Proxied authorization provides a standard control as defined in RFC 4370 (and an earlier Internet-Draft) for binding with the user credentials of a proxy, who carries out LDAP operations on behalf of other users. You might use proxied authorization, for example, to have your application bind with its credentials, and then carry out operations as the users who login to the application.
Suppose you have an administrative directory client application that
has an entry in the directory with DN
cn=My App,ou=Apps,dc=example,dc=com.
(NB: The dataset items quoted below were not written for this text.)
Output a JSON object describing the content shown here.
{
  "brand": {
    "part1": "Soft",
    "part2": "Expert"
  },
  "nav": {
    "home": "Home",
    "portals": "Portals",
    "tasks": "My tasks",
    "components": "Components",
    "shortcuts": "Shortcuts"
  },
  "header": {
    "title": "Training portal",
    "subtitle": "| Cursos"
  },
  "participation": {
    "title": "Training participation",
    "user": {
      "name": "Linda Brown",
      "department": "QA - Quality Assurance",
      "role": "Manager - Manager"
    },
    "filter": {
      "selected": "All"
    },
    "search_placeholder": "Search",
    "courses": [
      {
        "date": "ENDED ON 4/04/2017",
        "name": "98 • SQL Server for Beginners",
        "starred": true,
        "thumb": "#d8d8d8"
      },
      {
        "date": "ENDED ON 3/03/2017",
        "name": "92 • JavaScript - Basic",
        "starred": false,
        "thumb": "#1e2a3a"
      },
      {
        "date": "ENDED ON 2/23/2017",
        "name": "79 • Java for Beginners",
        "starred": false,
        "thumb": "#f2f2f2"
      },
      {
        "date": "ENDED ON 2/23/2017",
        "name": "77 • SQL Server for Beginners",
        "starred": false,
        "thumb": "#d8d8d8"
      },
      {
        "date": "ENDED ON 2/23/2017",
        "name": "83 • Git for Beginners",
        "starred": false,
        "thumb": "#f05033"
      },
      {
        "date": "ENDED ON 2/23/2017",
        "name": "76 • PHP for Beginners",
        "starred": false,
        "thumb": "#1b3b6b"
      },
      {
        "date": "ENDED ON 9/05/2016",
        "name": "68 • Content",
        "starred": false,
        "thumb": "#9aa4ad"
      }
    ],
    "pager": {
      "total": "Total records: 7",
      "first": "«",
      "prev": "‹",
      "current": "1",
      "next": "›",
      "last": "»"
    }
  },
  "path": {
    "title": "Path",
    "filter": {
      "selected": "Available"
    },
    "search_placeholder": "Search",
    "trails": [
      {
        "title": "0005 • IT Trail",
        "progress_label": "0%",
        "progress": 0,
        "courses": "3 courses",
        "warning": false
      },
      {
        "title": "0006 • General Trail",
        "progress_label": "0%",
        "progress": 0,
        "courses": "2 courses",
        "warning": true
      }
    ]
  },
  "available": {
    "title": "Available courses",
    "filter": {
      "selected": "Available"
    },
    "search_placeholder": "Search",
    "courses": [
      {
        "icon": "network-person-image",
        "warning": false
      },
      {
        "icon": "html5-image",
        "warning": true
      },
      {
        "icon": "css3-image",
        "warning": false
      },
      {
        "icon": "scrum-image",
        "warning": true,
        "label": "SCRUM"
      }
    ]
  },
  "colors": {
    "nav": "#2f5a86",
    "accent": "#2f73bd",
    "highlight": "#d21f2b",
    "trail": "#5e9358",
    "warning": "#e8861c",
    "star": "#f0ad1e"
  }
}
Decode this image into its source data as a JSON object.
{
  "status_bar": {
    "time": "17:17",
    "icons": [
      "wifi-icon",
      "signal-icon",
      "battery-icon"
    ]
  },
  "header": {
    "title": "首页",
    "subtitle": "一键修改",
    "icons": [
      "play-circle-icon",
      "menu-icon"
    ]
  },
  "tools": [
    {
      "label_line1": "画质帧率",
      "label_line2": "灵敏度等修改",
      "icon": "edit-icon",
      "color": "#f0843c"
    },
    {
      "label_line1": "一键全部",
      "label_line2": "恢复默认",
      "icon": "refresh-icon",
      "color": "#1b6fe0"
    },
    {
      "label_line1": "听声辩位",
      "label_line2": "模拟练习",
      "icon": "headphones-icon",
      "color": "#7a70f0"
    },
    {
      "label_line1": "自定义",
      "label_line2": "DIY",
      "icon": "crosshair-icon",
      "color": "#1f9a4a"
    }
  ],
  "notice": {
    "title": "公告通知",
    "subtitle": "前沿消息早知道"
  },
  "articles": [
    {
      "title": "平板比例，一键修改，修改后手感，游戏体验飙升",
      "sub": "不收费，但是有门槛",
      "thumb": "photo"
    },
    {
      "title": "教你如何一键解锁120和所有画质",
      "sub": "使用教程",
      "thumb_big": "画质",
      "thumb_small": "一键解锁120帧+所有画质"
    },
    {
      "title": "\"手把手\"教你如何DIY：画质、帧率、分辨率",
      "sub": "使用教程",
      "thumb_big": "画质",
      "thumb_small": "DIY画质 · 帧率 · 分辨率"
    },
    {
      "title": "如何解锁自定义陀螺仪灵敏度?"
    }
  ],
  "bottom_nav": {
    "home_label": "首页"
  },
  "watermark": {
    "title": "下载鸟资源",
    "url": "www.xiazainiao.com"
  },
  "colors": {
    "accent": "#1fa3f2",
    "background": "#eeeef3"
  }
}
You can give that
application the access rights and privileges to use proxied authorization.
The default access control for OpenDJ permits authenticated users to use
the proxied authorization control.
Suppose also that when directory administrator, Kirsten Vaughan, logs
in to your application to change Babs Jensen's entry, your application looks
up Kirsten's entry, and finds that she has DN
uid=kvaughan,ou=People,dc=example,dc=com. For the example
commands in the following procedure. My App uses proxied authorization to
make a change to Babs's entry as Kirsten.
Procedure 6.1. To Set Up Proxied Authorization
-
Grant access to applications that can use proxied authorization.
$ ldapmodify --port 1389 --bindDN "cn=Directory Manager" --bindPassword password dn: dc=example,dc=com changetype: modify add: aci aci: (target="ldap:///dc=example,dc=com") (targetattr ="* ")(version 3.0; acl "Allow apps proxied auth"; allow(all, proxy )(userdn = "ldap:///cn=*,ou=Apps,dc=example,dc=com");) Processing MODIFY request for dc=example,dc=com MODIFY operation successful for DN dc=example,dc=com
-
Grant the privilege to use proxied authorization to My App.
$ ldapmodify --port 1389 --bindDN "cn=Directory Manager" --bindPassword password dn: cn=My App,ou=Apps,dc=example,dc=com changetype: modify add: ds-privilege-name ds-privilege-name: proxied-auth Processing MODIFY request for cn=My App,ou=Apps,dc=example,dc=com MODIFY operation successful for DN cn=My App,ou=Apps,dc=example,dc=com
-
Test that My App can use proxied authorization.
$ ldapmodify --port 1389 --bindDN "cn=My App,ou=Apps,dc=example,dc=com" --bindPassword password --proxyAs "dn:uid=kvaughan,ou=People,dc=example,dc=com" dn: uid=bjensen,ou=People,dc=example,dc=com changetype: modify replace: description description: Changed through proxied auth Processing MODIFY request for uid=bjensen,ou=People,dc=example,dc=com MODIFY operation successful for DN uid=bjensen,ou=People,dc=example,dc=com
If you need to map authorization identifiers using the
u: form rather than using dn:, you can
set the identity mapper with the global configuration setting,
proxied-authorization-identity-mapper. For example, if you
get user ID values from the client, such as bjensen, you
can use the Exact Match Identity Mapper to match those to DNs based on an
attribute of the entry. Use the dsconfig command
interactively to investigate the settings you need.